I found his story especially compelling—not just because I lived through those same times—but because he represents a part of the South that I knew from my father and his family, all South Carolinians, like Mississippians, with their own “way of life.” That way changed in the second half of the twentieth century, especially in the 1950s and 1960s, the heyday
of the Civil Rights movement with celebrated leaders like Martin Luther King, Jr., largely due, I would suggest, because men such as Alsup and my father were Americans as well as Southerners.
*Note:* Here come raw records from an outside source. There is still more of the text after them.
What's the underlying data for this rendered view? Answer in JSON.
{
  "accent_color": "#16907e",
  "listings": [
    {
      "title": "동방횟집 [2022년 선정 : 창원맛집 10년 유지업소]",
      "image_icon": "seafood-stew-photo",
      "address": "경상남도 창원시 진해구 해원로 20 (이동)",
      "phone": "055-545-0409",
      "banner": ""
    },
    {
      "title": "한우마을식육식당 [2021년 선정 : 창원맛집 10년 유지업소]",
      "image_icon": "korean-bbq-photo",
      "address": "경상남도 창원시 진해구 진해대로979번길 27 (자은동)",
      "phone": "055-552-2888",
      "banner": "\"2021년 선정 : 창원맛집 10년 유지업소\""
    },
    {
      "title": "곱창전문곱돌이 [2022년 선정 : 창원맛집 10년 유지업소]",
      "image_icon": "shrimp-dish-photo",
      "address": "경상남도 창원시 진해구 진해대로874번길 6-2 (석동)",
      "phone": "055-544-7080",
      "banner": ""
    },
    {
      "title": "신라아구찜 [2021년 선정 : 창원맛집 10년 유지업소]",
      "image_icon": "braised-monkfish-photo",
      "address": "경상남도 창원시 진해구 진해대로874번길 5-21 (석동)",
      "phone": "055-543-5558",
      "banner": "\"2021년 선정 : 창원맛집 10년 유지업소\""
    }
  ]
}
They accepted they were Mississippians, or South Carolinians, but were decent and honest people as well. Alsup, later a graduate from Harvard Law School—about as quintessentially Yankee and liberal as you can get–and with a distinguished career as a federal judge, wrote explaining his life, “growing up white in Mississippi, I say in a brief ruling, opened, not closed, my eyes to the cruelty of racism.”
He tells his story with the clarity and honesty of an eyewitness, always the most powerful testimony that judges, small and great, can hear before a court. His journey from a boy in Jackson to today, is told in short, easily read chapters, that are largely self-revealing, self-effacing and honest.
The story of Mississippi is also the story of Alabama and the civil rights movement in Alabama is never too far from his narrative. It is part of the thread of our own history, whether you were born here or adopted into a Southern family as I was by my South Carolina relatives.
Finally, I’ll quibble a bit. It would have been very useful to do an index, so the reader could easily navigate to her own areas and places and names of interest. They take time to do and are thought of as too academic and old fashioned these days.
This is a thoughtful, well-informed gently told story that is as American as it gets, even set in the blistering heat and passion of the Old South. It is part of my heritage and part of yours. That a William Alsup became who he became is testimony to the true values and culture of our larger nation.
Published as “A thoughtful story, gently told, about a turbulent era,” in The Tuscaloosa News, Sunday June 9, 2019.